仕える


「何だ」

朝食後の珈琲を飲む小夜の斜め向かいに座り、小夜を見つめていた。
そのまま見つめているとカップを音をさせて置き、僕の前に置かれているカップを奪い取った。
小夜は一気にカップの中身を飲み干す。

「何だあの服は」
「やっぱり気づいてたんだ」

端整な眉が微かに動き、カップが僕の前に戻された。

「でも着てくれてないんだね」
「だからずっと見ていたのか」

片方は肘をつき、もう片方の指先で小夜の髪を掬って弄る。
小夜は思案するように視線を逸らしたけれど、すぐに戻して口を開いた。

「あれは給仕をする者の服装だろう。私が見たものより丈は短かったが」
「知ってたんだ。メイド服って言うのが一般的らしいよ」
「メイド?主人に仕える者の事か」

小夜は長年生きて色んな国に行き、時には連れて行かれたらしい。
その時見聞きしたものは覚えているものもあるとかでたまに話してくれる。

「仕えさせたいのか」
「違うよ」
「じゃあ何だ」

小夜が僕を睨む。わざと勿体ぶるように言うと小夜は焦れていく。そんな小夜を見るのも好きだった。

「着てほしいだけかな」
「……理解できない」

小夜の言葉に笑みを浮かべて髪を口に寄せて目を閉じた。
柔らかな感触と微かに小夜の匂いがした。

「小夜?」

椅子を引く音に目を開けると小夜が立ち上がっていた。掴んでいた髪もすり抜けてしまい手には何もない。
小夜は何も言わずに食堂を出て行ってしまった。

「怒らせたかな」

苦笑して立ち上がり、空になったカップを片付ける事にした。


「文人」

食堂から出ようとすると呼び掛けられ、声のする方向を見ると小夜が廊下の先にいた。

「一人で着れたんだ」

小夜は先程の服装ではなく僕が用意したメイド服を着ていた。
仁王立ちで待っているのが小夜らしくて笑ってしまう。

「着せたところで何もならないだろう。やはり理解できない」
「いいんだよ。小夜が着るから意味がある」

小夜の前まで近寄る。小夜は僕を見上げるだけで何も言わなかった。

「綺麗だね」
「……」

否定するように睨まれる。小夜の片手を取ると小夜はその手に視線を向けた。

「普通は仕える側が主人の手を取るんじゃないのか」
「僕は主人なわけじゃないから。むしろ小夜の世話をしたいよ。何から何まで、ね」

小夜の頬に触れると小夜が再び視線をこちらに向ける。

「ではお前が着ればいい」
「メイド服を?」
「そんなわけがないだろう」

わかっていて言ったと小夜にはわかり怒る。その反応に笑うと小夜は呆れたように息を吐いた。

「男にもあるだろう」
「執事?」
「そうだ」
「小夜が主人ならそれもいいね」
「私もお前の……」
「何?」

言いかけて止まってしまった言葉を聞き返す。小夜は顔を下に向けて眉間に皺を寄せた。その皺を指先でつつく。

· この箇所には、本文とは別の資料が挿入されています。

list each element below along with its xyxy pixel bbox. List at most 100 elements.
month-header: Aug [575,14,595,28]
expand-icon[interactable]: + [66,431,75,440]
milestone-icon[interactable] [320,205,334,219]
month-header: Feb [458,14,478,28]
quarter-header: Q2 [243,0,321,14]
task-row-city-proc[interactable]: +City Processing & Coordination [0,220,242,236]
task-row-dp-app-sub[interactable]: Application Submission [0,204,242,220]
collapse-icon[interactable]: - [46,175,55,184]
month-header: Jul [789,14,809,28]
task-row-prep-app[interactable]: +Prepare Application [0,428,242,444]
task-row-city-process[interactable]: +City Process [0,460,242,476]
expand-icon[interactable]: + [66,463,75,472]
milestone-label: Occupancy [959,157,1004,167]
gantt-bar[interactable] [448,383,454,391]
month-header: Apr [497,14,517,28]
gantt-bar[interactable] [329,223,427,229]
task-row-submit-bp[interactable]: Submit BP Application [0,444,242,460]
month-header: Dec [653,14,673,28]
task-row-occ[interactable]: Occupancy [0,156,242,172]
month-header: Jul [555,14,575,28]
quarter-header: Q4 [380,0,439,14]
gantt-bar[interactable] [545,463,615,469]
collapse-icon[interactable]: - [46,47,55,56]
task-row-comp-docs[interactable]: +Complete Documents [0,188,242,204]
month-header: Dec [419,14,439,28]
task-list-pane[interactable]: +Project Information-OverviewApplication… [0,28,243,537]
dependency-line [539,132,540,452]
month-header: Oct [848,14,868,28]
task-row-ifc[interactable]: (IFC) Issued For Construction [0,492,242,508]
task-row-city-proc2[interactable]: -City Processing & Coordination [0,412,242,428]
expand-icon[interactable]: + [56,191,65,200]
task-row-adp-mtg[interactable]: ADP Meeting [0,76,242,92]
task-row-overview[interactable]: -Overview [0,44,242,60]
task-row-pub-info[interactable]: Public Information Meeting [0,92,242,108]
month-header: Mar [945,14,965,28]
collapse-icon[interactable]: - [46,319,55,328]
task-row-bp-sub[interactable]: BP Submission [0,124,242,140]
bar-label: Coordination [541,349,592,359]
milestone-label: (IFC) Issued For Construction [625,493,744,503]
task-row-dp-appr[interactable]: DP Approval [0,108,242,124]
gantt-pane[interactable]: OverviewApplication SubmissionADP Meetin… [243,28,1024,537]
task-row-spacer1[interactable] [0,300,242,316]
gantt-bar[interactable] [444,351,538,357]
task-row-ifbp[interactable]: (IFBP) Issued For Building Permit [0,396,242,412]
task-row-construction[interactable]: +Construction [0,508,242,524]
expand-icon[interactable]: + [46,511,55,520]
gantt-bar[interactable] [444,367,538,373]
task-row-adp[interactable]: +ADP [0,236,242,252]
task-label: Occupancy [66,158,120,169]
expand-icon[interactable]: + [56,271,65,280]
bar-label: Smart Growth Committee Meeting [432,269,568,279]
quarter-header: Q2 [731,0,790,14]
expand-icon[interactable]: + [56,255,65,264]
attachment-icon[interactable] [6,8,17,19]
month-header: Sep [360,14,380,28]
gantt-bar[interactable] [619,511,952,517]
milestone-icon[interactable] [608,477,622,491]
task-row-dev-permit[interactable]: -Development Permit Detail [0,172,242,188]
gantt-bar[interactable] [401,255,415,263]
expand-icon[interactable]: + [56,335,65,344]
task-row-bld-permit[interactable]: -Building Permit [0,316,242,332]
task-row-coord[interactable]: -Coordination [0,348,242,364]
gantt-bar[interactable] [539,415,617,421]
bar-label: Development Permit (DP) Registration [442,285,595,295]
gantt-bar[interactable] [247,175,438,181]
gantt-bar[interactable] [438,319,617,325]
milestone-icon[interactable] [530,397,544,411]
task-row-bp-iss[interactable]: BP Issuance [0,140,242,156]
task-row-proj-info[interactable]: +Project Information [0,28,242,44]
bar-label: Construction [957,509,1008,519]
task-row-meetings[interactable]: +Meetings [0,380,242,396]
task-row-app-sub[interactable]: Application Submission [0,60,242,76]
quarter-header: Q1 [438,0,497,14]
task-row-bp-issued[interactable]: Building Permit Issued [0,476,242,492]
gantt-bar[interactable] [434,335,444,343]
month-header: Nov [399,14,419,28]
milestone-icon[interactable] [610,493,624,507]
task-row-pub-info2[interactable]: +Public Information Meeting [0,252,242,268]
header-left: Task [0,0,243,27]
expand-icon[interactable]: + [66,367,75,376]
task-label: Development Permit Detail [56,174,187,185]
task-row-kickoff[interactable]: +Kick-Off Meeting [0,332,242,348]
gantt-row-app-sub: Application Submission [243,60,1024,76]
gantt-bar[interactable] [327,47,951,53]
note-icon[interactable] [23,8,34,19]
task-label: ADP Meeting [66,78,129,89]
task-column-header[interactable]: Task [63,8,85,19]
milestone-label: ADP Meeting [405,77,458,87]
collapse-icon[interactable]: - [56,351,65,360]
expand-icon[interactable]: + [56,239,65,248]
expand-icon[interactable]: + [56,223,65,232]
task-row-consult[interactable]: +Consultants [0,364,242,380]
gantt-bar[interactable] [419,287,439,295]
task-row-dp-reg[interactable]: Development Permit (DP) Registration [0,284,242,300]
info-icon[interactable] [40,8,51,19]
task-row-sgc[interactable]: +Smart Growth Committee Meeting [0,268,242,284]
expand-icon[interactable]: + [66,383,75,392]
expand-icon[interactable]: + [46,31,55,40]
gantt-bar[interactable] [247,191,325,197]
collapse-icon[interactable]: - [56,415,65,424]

「っ……たまには違う服装でも、いいんではないかと……思う」

つつかれて驚いた勢いで言おうとするものの口ごもっていった。それでも小夜が何が言いたいかわかって頬を撫でる。

「何だ」
「小夜は綺麗だけど可愛いね」

そう言うと両手で思い切り振り払われ一歩離れた。

「じゃあ僕のも用意してみようかな。やるときは何か勝負して決めようか」
「トランプならいい」
「小夜のお世話ができるのか〜」

小夜が背を向け歩き出しその横に並ぶ。

「故意に負けたら無効だ」
「それは難しいね」
「お前は結局どっちになりたいんだ」

呆れながら言う小夜の頭に軽く触れる。小夜が上目遣いでこちらを見てきて僕は笑みを浮かべた。

「小夜ならどちらでも」

小夜は何も言わずに視線を正面に戻した。
でも服を着てくれた事も先程の会話も嫌ではないのだとわかって嬉しく感じていた。